Joint EFSA-EPPO Workshop: Modelling in Plant Health – how can models support risk assessment of plant pests and decision-making?

12 December 2016

EFSA and the European and Mediterranean Plant Protection Organization (EPPO) held a joint workshop on Modelling in plant health – how can models support risk assessment of plant pests and decision-making? 

The risk assessment of plant pests is based on estimating their potential to enter the risk assessment area, to establish there, to spread and to have an impact. Models on pathways, spatial distribution and potential abundance of pests in the risk assessment area can support risk assessment and the development and evaluation of management schemes. Models can also be used to estimate the impact of plant pests on crop yield and quality as well as on the environment.

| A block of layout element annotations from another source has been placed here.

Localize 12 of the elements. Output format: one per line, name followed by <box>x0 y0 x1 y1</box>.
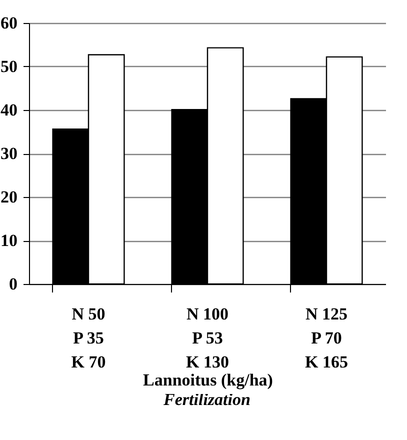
y-tick-label: 40 <box>0 100 18 120</box>
x-axis-title: Lannoitus (kg/ha) <box>143 370 273 390</box>
y-tick-label: 10 <box>0 231 18 250</box>
y-tick-label: 20 <box>0 188 18 206</box>
y-tick-label: 30 <box>0 144 18 163</box>
y-tick-label: 60 <box>0 14 18 32</box>
y-tick-label: 0 <box>9 274 18 294</box>
x-tick-label: N 125 P 70 K 165 <box>305 304 348 372</box>
text: Fertilization <box>162 390 252 410</box>
y-tick-label: 50 <box>0 57 18 76</box>
x-tick-label: N 50 P 35 K 70 <box>71 304 106 372</box>
x-tick-label: N 100 P 53 K 130 <box>186 304 229 372</box>
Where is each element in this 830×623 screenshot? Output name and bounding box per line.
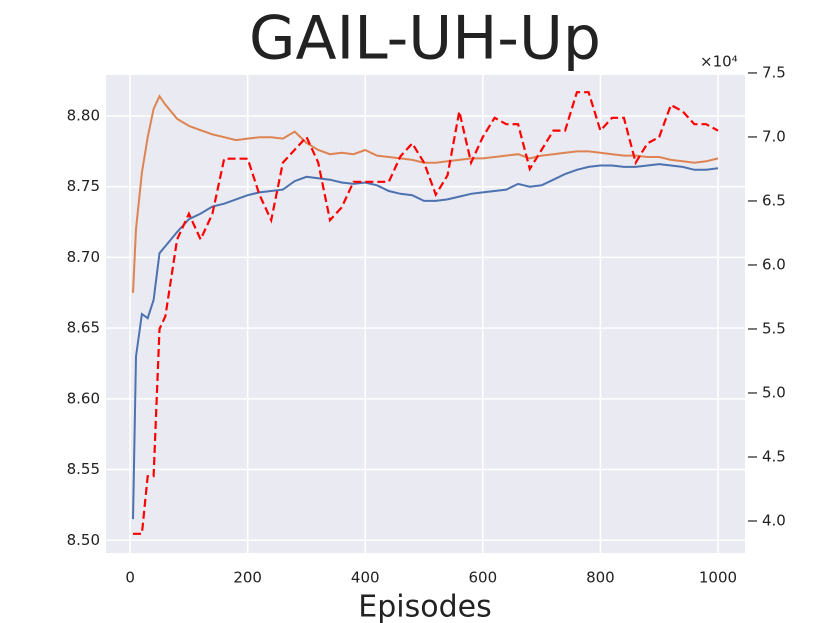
x-tick-label: 0 — [125, 569, 135, 587]
series-line — [133, 91, 719, 535]
y2-tick-label: 7.5 — [762, 63, 786, 81]
y2-tick-label: 7.0 — [762, 127, 786, 145]
y-tick-label: 8.75 — [67, 177, 100, 195]
x-tick-label: 400 — [351, 569, 380, 587]
y-tick-label: 8.70 — [67, 248, 100, 266]
y2-tick-label: 4.5 — [762, 447, 786, 465]
y2-tick-label: 4.0 — [762, 511, 786, 529]
x-tick-label: 1000 — [699, 569, 737, 587]
y2-tick-label: 6.0 — [762, 255, 786, 273]
y-tick-label: 8.55 — [67, 460, 100, 478]
y2-tick-label: 5.0 — [762, 383, 786, 401]
y2-tick-label: 6.5 — [762, 191, 786, 209]
x-tick-label: 600 — [468, 569, 497, 587]
y2-offset-label: ×10⁴ — [700, 53, 738, 71]
series-line — [132, 163, 719, 520]
y-tick-label: 8.50 — [67, 531, 100, 549]
y-tick-label: 8.80 — [67, 107, 100, 125]
y-tick-label: 8.60 — [67, 389, 100, 407]
series-line — [132, 94, 719, 293]
y-tick-label: 8.65 — [67, 319, 100, 337]
x-axis-label: Episodes — [358, 590, 491, 623]
y2-tick-label: 5.5 — [762, 319, 786, 337]
plot-area — [106, 75, 745, 553]
x-tick-label: 200 — [233, 569, 262, 587]
x-tick-label: 800 — [586, 569, 615, 587]
chart-title: GAIL-UH-Up — [249, 4, 601, 74]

The main objective of this workshop was to explore the application of models in plant health risk assessment and how risk assessment models may support decision-making in plant health.

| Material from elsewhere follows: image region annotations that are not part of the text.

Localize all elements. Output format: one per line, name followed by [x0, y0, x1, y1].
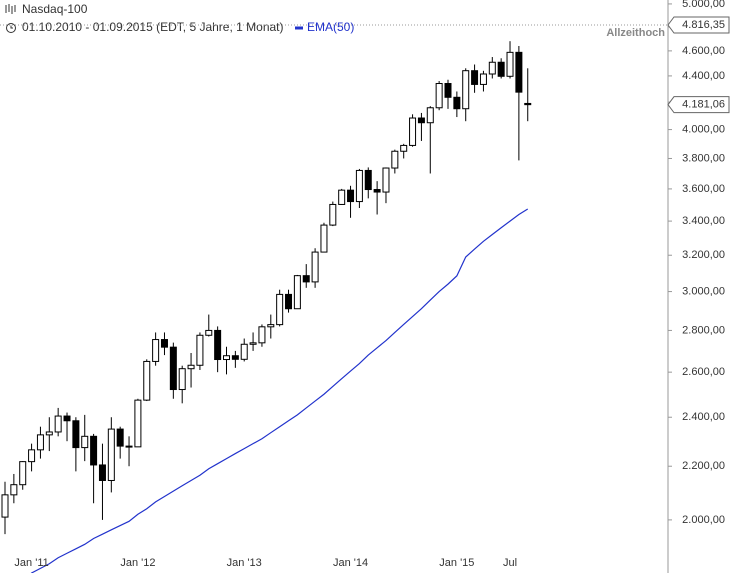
candle-body	[134, 399, 142, 448]
chart-subtitle: 01.10.2010 - 01.09.2015 (EDT, 5 Jahre, 1…	[22, 20, 284, 34]
candle-body	[488, 61, 496, 75]
y-tick-label: 4.400,00	[682, 70, 725, 82]
title-icon	[5, 4, 16, 14]
candle-body	[302, 275, 310, 283]
candle-body	[417, 117, 425, 124]
candle-body	[320, 224, 328, 253]
x-tick-label: Jan '15	[439, 557, 474, 569]
candle-body	[355, 169, 363, 203]
candle-body	[293, 275, 301, 310]
candle-body	[364, 169, 372, 191]
y-tick-label: 3.600,00	[682, 183, 725, 195]
y-tick-label: 4.000,00	[682, 123, 725, 135]
candle-body	[382, 167, 390, 193]
price-box	[667, 16, 730, 34]
candle-body	[524, 102, 532, 106]
candle-body	[169, 346, 177, 391]
x-tick-label: Jan '11	[14, 557, 48, 569]
candle-body	[116, 428, 124, 447]
candle-body	[462, 70, 470, 110]
y-tick-label: 5.000,00	[682, 0, 725, 10]
candle-body	[36, 434, 44, 451]
y-tick-label: 3.200,00	[682, 249, 725, 261]
candle-body	[231, 355, 239, 360]
candle-body	[72, 420, 80, 449]
candle-body	[400, 144, 408, 152]
candle-body	[81, 435, 89, 449]
y-tick-label: 3.800,00	[682, 152, 725, 164]
clock-icon	[6, 23, 16, 33]
candle-body	[143, 360, 151, 401]
candle-body	[338, 189, 346, 205]
price-box	[667, 96, 730, 114]
candle-body	[28, 449, 36, 463]
candle-body	[54, 415, 62, 433]
x-tick-label: Jul	[503, 557, 517, 569]
y-tick-label: 4.600,00	[682, 45, 725, 57]
candle-body	[426, 107, 434, 124]
candle-body	[267, 324, 275, 328]
x-tick-label: Jan '14	[333, 557, 368, 569]
y-tick-label: 2.400,00	[682, 411, 725, 423]
candle-body	[178, 368, 186, 391]
candle-body	[125, 445, 133, 448]
candle-body	[497, 61, 505, 77]
candle-body	[515, 51, 523, 93]
candle-body	[196, 334, 204, 366]
candle-body	[45, 431, 53, 436]
candle-body	[205, 329, 213, 336]
x-tick-label: Jan '12	[120, 557, 155, 569]
candle-body	[453, 96, 461, 110]
candle-body	[479, 73, 487, 85]
price-label: 4.181,06	[682, 99, 725, 111]
candle-body	[10, 484, 18, 496]
legend-label: EMA(50)	[307, 20, 354, 34]
candle-body	[63, 415, 71, 422]
candle-body	[214, 329, 222, 361]
y-tick-label: 2.200,00	[682, 460, 725, 472]
candle-body	[471, 70, 479, 85]
candle-body	[373, 189, 381, 193]
candle-body	[391, 150, 399, 169]
candle-body	[249, 342, 257, 345]
y-tick-label: 2.600,00	[682, 366, 725, 378]
candle-body	[240, 343, 248, 360]
candle-body	[329, 203, 337, 226]
y-tick-label: 2.800,00	[682, 324, 725, 336]
candle-body	[152, 339, 160, 362]
candle-body	[98, 464, 106, 481]
candle-body	[1, 494, 9, 518]
candle-body	[347, 189, 355, 203]
candle-body	[90, 435, 98, 466]
candle-body	[187, 364, 195, 370]
price-label: 4.816,35	[682, 19, 725, 31]
candle-body	[160, 339, 168, 348]
candle-body	[435, 83, 443, 109]
candle-body	[311, 251, 319, 283]
x-tick-label: Jan '13	[227, 557, 262, 569]
candle-body	[223, 355, 230, 361]
chart-title: Nasdaq-100	[22, 2, 88, 16]
clock-hand	[10, 25, 13, 29]
y-tick-label: 2.000,00	[682, 514, 725, 526]
candle-body	[444, 83, 452, 98]
candle-body	[107, 428, 115, 481]
y-tick-label: 3.000,00	[682, 285, 725, 297]
ema-line	[30, 208, 529, 573]
candle-body	[276, 293, 284, 326]
candle-body	[19, 461, 27, 486]
candle-body	[285, 293, 293, 310]
ath-label: Allzeithoch	[606, 27, 665, 39]
candle-body	[506, 51, 514, 77]
candle-body	[258, 326, 266, 344]
y-tick-label: 3.400,00	[682, 215, 725, 227]
candle-body	[409, 117, 417, 146]
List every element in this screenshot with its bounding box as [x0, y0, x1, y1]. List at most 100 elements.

The workshop included presentations from keynote speakers and participants, as well as poster sessions. Risk assessors and risk managers had the opportunity to express their point of views on modelling in plant health for the European Union and globally.

Workshop themes

  • Modelling tools in plant health

    • Models for quantitative pathway analysis and establishment.
    • Models for spread and impact.
    • Quantitative risk assessment models and databases.
  • Challenges of modelling in plant health

    • Models supporting risk management.
    • Models to optimise control.

Who attended

This workshop was aimed at scientific and technical experts on risk assessment, plant health risk managers and stakeholders – for example, from national plant protection organisations (NPPOs), national and international risk assessment bodies, international organisations, research institutes, agriculture extension services etc – or anyone interested in or with expertise in modelling in the context of plant health.

Approximately 150 scientists and stakeholders from 41 countries attended this workshop.